| HN Mirror

I'm not an expert at hardware, so take this with a grain of salt, but there are two main reasons:

- Discrete optimisation is always going to be harder than continuous optimization. Learning the right sparsity mask is fundamentally a very discrete operation. So even just matching fully continuous dense models in optimization efficiency is likely to be difficult. Though perhaps we can get some hope from the fact that MoE is also similarly fundamentally discrete, and it works in practice (we can think of MoE as incurring some penalty from imperfect gating, which is more than offset by the systems benefits of not having to run all the experts on every forward pass). Also, the optimization problem gets harder when the backwards pass needs to be entirely sparsified computation (see appendix B).

- Dense matmuls are just fundamentally nicer to implement in hardware. Systolic arrays have nice predictable data flows that are very local. Sparse matmuls with the same number of flops nominally only need (up to a multiplicative factor) the same memory bandwidth as an equivalent dense matmul, but they need to be able to route data from any memory unit to any vector compute unit - the locality of dense matmuls means that the computation of each tile only requires a small slice of both input matrices, so we only need to load those slices into shared memory; on the other hand, because GPU-to-GPU transfers are way slower, when we op-shard matmuls, we replicate the data that is needed. Sparse matmuls would need either more replication within each compute die, or more all-to-all internal bandwidth. This means spending way more die space on huge crossbars and routing. This would cost a lot of die space, though thankfully, the crossbars consume much less power than actual compute, so perhaps this could match dense in energy efficiency and not make thermals worse.
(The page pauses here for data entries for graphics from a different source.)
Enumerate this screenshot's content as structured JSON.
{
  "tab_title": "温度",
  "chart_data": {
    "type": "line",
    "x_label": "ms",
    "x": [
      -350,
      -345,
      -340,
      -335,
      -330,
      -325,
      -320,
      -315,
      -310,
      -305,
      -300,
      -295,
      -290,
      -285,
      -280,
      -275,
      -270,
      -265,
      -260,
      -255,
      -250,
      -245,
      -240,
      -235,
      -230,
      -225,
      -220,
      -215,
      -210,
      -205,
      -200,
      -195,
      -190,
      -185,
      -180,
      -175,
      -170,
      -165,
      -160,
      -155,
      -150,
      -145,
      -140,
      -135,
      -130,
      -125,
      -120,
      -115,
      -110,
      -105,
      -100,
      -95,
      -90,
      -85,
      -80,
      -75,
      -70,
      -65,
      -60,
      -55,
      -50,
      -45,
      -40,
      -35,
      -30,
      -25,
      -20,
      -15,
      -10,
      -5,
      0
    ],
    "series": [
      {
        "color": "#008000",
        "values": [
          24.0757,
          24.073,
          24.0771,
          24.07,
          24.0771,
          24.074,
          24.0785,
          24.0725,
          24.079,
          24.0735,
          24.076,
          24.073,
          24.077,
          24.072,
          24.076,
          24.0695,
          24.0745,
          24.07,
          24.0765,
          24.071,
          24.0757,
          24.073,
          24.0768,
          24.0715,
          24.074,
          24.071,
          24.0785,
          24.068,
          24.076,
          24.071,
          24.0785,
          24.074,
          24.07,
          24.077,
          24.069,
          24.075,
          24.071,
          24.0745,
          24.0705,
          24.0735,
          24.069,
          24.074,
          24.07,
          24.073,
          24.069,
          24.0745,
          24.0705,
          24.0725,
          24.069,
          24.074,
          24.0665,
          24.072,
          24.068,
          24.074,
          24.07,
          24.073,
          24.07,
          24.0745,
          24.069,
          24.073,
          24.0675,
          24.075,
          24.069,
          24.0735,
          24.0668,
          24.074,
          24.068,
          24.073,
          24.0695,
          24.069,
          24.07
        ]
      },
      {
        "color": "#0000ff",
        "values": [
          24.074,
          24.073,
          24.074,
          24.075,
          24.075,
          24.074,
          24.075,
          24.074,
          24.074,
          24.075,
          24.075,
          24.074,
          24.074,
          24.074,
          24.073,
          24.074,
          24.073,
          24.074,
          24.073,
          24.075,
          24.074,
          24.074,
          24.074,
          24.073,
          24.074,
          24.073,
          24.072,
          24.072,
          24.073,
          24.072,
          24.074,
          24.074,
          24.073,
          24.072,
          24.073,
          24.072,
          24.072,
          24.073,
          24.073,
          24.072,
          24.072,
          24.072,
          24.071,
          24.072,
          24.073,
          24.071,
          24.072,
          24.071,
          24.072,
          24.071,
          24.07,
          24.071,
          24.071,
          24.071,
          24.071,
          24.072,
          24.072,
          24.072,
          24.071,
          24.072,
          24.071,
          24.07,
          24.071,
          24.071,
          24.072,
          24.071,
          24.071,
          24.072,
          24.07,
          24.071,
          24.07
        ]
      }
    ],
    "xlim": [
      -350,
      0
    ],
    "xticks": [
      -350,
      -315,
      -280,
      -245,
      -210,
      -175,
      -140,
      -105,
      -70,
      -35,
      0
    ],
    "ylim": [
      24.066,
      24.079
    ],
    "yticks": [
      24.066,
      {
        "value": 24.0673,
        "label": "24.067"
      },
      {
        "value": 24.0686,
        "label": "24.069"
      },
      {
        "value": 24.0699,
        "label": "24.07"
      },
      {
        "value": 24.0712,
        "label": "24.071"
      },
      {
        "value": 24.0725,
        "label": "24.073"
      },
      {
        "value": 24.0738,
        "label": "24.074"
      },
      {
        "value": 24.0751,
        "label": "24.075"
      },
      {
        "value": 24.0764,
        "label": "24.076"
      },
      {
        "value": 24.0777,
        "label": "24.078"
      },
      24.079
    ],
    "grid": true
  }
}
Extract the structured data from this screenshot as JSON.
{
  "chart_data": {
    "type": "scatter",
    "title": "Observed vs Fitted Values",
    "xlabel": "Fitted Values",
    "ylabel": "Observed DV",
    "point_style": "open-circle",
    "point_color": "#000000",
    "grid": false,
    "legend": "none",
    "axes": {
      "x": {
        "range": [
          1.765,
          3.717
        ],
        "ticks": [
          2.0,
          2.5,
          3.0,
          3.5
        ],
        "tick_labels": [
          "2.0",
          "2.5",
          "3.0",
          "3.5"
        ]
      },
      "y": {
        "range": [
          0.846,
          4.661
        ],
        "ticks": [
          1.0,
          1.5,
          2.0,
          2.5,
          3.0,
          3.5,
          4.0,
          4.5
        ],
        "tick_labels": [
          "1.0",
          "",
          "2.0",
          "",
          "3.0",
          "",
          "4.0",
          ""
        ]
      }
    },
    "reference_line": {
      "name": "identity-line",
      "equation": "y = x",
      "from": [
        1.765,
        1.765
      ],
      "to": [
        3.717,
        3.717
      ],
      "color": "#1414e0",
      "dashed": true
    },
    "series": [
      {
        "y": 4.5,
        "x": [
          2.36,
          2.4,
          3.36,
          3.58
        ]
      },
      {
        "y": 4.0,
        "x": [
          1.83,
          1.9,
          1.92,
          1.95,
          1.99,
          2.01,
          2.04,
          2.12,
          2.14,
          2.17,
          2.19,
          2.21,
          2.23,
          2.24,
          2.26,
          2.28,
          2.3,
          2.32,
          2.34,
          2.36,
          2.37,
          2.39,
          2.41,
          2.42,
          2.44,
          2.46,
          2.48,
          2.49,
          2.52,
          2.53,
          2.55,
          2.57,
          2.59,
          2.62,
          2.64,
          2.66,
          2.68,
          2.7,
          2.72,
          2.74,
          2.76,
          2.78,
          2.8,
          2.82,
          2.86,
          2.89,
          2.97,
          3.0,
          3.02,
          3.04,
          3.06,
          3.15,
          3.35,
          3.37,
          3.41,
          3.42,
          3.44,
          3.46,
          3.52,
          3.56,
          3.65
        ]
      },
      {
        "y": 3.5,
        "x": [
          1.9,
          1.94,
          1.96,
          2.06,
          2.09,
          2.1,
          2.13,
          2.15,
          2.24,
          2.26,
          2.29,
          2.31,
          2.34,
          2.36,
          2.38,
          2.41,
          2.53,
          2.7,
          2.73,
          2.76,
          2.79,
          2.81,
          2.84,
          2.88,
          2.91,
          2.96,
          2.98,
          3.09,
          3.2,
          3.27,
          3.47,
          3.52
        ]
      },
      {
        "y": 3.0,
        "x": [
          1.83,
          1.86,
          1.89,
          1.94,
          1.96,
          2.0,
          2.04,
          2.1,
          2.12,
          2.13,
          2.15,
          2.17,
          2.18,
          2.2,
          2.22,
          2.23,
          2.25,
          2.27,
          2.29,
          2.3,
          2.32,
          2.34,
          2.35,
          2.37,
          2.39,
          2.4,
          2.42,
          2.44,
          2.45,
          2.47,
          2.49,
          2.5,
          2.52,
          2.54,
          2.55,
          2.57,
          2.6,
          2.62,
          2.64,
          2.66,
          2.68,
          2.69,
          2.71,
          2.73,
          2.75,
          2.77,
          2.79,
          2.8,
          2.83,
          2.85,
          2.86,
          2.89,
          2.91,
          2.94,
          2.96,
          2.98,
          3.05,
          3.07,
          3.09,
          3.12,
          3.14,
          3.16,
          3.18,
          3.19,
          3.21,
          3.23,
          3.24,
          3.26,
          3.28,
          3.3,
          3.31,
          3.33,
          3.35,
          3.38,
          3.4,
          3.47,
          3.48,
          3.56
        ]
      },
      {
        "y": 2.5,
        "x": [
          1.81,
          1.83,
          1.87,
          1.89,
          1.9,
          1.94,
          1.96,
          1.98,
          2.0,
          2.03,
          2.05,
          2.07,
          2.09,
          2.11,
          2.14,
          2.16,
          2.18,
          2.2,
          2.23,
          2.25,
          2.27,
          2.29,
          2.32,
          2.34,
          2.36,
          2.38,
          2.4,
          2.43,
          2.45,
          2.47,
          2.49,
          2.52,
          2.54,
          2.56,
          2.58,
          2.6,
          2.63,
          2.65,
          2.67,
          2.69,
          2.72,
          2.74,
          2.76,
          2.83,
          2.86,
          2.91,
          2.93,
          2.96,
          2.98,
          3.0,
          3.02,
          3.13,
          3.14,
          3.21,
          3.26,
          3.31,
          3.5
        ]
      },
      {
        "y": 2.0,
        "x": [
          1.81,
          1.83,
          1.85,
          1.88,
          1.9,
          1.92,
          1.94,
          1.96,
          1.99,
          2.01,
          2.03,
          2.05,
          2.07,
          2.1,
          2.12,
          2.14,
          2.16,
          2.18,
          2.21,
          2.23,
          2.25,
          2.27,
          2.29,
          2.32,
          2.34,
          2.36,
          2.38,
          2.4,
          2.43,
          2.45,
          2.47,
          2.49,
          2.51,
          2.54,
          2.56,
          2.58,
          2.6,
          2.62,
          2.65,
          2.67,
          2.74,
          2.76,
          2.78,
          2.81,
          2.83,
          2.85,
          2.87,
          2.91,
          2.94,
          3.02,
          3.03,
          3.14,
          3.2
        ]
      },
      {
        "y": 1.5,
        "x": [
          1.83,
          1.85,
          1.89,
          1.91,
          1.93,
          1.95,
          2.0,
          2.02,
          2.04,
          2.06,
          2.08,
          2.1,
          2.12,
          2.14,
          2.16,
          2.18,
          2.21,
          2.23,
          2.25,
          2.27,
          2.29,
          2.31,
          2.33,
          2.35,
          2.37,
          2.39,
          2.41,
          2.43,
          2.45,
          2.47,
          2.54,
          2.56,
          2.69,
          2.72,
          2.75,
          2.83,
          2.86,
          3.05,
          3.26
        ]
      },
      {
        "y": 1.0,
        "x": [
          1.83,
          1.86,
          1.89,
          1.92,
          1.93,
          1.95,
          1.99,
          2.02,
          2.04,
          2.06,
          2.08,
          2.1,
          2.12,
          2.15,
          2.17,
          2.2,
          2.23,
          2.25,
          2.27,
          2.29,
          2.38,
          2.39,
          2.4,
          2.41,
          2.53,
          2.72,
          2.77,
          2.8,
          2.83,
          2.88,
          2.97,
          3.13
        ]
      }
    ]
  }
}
It also seems very likely that once we create the interpretable GPT-1 (or 2, or 3) we will find that making everything unstructured sparse was overkill, and there are much more efficient pretraining constraints we can apply to models to 80/20 the interpretability. In general, a lot of my hope routes through learning things like this from the intermediate artifact (interpretable GPT-n).

To be clear, it doesn't seem literally impossible that with great effort, we could create custom hardware, and vastly improve the optimization algorithms, etc, such that weight-sparse models could be vaguely close in performance to weight-dense models. It's plausible that with better optimization the win from arbitrary connectivity patterns might offset the hardware difficulties, and I could be overlooking something that would make the cost less than I expect. But this would require immense effort and investment to merely match current models, so it seems quite unrealistic compared to learning something from interpretable GPT-3 that helps us understand GPT-5.